Lieber 69 als 96 Gemeinden – Gemeindefusionen als Chance begreifen

Das Land Vorarlberg und ihre Gemeinden stehen vor erheblichen Herausforderungen: Viele Gemeinden kämpfen mit steigenden Abgaben durch Sozial- und Spitalfonds, sowie steigenden laufenden Kosten in Verwaltung und Kinderbetreuung. Die Finanzlage zahlreicher Gemeinden ist mehr als angespannt – mit einer Pro-Kopf-Verschuldung der Vorarlberger Gemeinden von 2.913 EUR per 2023 liegt man auf bundesweit sogar auf Platz 2.

Dieser Status quo lässt sich nicht mehr länger tragen – es braucht Ideen, wie Kosten nachhaltig reduziert und ungenützte Potenziale gefördert werden können. Gemeindefusionen – also die Zusammenlegung von Verwaltungseinheiten – sind für uns JUNOS ein Weg, um dem nachzukommen.

Praxisbeispiele aus der Steiermark bieten Evidenz, dass Gemeindefusionen langfristig zu einer besseren finanziellen Lage führen können: Fusionsgemeinden weisen geringere Sachausgaben und eine gesteigerte kommunale Leistungsfähigkeit auf. Weiters ermöglichen professionellere Verwaltungsstrukturen einen besseren Service für alle Bürgerinnen und Bürger.

Dennoch stocken freiwillige Fusionen vielerorts: Aus lokalpolitischen Bedenken, mangelnden Informationen oder fehlenden Anreizen. Während wir besonders Bedenken zum Verlust der Lokalidentität ernst nehmen, glauben wir, dass Gemeindefusionen neben finanziellen Vorteilen auch zu neu geschaffenen Traditionen und einem größer gelebten Gemeinschaftsgefühl führen werden.

Punktuelle Kooperationen über Gemeindegrenzen hinaus sehen wir dabei als ersten Schritt auf dem Weg zu einem schmaleren Verwaltungsapparat. Diese reichen allein aber leider nicht aus, um die strukturellen Probleme dauerhaft zu lösen. Deshalb braucht es in Vorarlberg eine aktive Fusions- und Anreizpolitik des Landes, die Gemeinden auf dem Weg begleitet und unterstützt.

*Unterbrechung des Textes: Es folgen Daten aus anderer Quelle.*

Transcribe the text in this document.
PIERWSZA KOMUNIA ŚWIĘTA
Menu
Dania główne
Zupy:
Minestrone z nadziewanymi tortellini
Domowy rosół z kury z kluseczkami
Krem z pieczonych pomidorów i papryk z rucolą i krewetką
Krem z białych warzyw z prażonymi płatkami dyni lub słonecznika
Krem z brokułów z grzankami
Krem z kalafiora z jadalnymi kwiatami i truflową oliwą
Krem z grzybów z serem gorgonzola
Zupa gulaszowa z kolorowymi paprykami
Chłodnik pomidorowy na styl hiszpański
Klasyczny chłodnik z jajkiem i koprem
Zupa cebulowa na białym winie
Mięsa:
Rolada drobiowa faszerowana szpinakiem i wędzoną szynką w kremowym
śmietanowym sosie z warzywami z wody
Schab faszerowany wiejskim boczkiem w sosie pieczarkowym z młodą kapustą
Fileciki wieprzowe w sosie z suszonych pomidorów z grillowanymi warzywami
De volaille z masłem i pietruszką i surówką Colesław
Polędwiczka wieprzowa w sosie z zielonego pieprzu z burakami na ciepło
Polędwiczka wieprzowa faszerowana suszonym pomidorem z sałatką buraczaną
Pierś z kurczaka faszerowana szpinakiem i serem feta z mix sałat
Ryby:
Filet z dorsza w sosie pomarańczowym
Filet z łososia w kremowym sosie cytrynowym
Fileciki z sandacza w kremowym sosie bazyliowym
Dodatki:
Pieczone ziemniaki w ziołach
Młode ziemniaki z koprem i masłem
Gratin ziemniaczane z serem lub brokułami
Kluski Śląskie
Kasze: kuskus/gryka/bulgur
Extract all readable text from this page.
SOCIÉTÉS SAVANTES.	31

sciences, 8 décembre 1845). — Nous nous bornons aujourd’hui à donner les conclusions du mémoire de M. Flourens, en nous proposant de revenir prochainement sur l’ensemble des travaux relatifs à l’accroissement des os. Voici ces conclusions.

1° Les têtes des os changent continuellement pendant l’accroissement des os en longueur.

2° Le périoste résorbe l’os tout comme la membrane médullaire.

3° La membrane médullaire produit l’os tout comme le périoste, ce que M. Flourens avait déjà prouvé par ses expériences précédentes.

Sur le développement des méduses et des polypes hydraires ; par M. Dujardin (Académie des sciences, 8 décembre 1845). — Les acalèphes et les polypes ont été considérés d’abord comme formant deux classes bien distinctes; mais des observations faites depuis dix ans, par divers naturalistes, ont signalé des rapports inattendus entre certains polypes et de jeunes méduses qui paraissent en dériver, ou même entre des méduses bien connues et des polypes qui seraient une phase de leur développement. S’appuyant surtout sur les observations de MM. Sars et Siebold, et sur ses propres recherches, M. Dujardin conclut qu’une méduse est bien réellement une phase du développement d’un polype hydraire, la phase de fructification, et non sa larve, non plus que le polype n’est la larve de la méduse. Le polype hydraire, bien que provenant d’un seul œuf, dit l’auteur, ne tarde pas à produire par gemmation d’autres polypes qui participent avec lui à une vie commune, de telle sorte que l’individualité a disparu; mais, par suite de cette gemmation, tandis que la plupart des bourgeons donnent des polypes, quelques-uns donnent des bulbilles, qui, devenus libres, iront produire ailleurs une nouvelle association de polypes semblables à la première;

Gemeinden zusammenführen – Zukunft sichern!

Deshalb fordern wir JUNOS,

  • dass Vorarlberger Gemeinden, die eine Fusion aktiv anstreben, durch finanzielle Anreize – etwa durch zweckgebundene Fördermittel – gezielt unterstützt werden.
  • dass die Landesregierung ein strukturiertes Beratungs- und Begleitprogramm für fusionswillige Gemeinden einrichtet, das den organisatorischen und rechtlichen Prozess vereinfacht.
  • dass Infrastrukturen wie Gemeindeämter, Bauhöfe und Verwaltungseinheiten nach einer Fusion koordiniert zusammengeführt werden, um Sachausgaben langfristig zu senken und Synergien zu nutzen.
  • dass Kooperationen zwischen Gemeinden weiterhin unterstützt werden, gleichzeitig soll der Weg für Gemeindefusionen frei gemacht werden, mit einem klar definierten Prozess und ohne politische Scheuklappen.
  • dass das Land Vorarlberg eine unabhängige Analyse in Auftrag gibt, welche Gemeinden aufgrund ihrer Größe, Finanzlage und demografischen Entwicklung von einer Fusion am stärksten profitieren würden.
  • dass die Landesregierung 2027 ein erstes Pilotprojekt im Bereich der Gemeindefusionen starten und wissenschaftlich begleitet.